L'auto presidenziale giunge a Palazzo Altemps (Via di S. Apollinare, 8). Disceso dalla vettura, il Presidente della Repubblica viene accolto dal Vice Presidente del Consiglio dei Ministri-Ministro per i Beni Culturali e Ambientali, dal Sindaco di Roma, dal Direttore Generale dell'Ufficio Centrale per i Beni Ambientali, Archeologici, Architettonici, Artistici e Storici e dal Soprintendente ai Beni Archeologici di Roma ed accompagnato al piano di rappresentanza, dove si trovano ad attendere il Direttore del Museo Nazionale Romano di Palazzo Altemps e l'Ispettore Centrale per i Beni Culturali e Ambientali - Direttore dei lavori di restauro di Palazzo Altemps. Nella Sala del Torello, il Capo dello Stato incontra il Presidente della Camera dei Deputati, con il Segretario Generale, i Rappresentanti del Senato della Repubblica, del Consiglio dei Ministri e della Corte Costituzionale, il Presidente della Regione Lazio, i Sottosegretari di Stato alla Presidenza del Consiglio dei Ministri, Dott. Enrico Micheli e Prof. Arturo Parisi, ed ai Beni Culturali e Ambientali, On. Willer Bordon e Dott. Alberto La Volpe, il Prefetto di Roma, il Presidente e l'Amministratore Delegato dell'Enel ed i componenti il Seguito presidenziale.

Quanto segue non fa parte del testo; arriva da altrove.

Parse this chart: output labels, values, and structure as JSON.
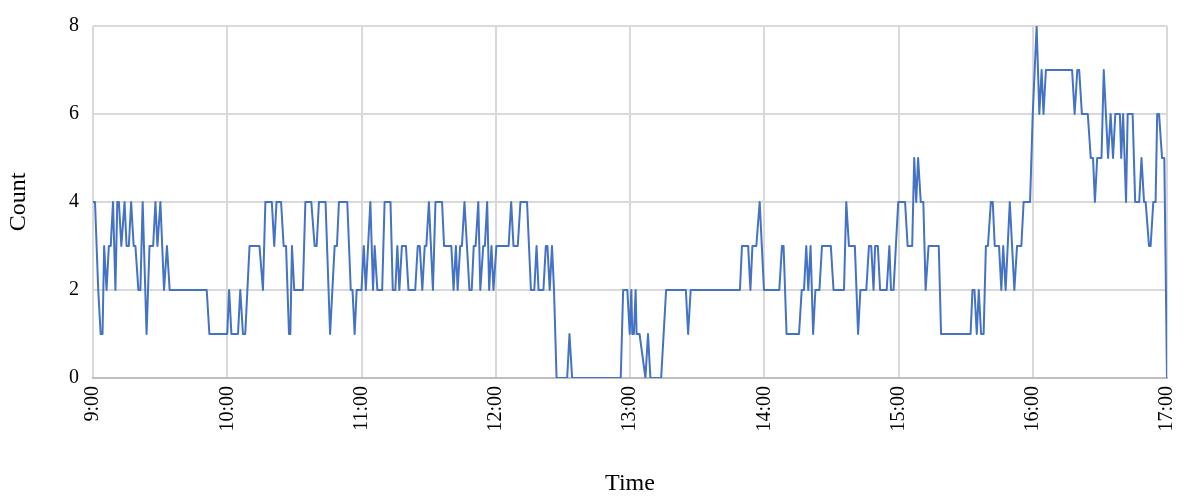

Il Presidente della Repubblica si reca quindi nella Sala del Galata, dove ha inizio la cerimonia inaugurale:- intervento del Prof. Adriano La Regina, Soprintendente ai Beni Archeologici di Roma; - saluto del Presidente dell'Enel, Dott. Enrico Testa; - discorso del Vice Presidente del Consiglio dei Ministri-Ministro per i Beni Culturali e Ambientali, On. Walter Veltroni. Al termine dei discorsi, il Presidente della Repubblica visita la Cappella di S. Aniceto e, successivamente, le Sale del piano di rappresentanza. Disceso quindi nel cortile d'onore di Palazzo Altemps, il Presidente della Repubblica assiste alla declamazione, da parte di Vittorio Gassman, di una elegia romana di Goethe.

17.00

Il Presidente della Repubblica si congeda dalle Personalità presenti e lascia in auto Palazzo Altemps. Subito dopo, i componenti il Seguito presidenziale lasciano a loro volta in auto Palazzo Altemps. (Corteo: vedi allegato)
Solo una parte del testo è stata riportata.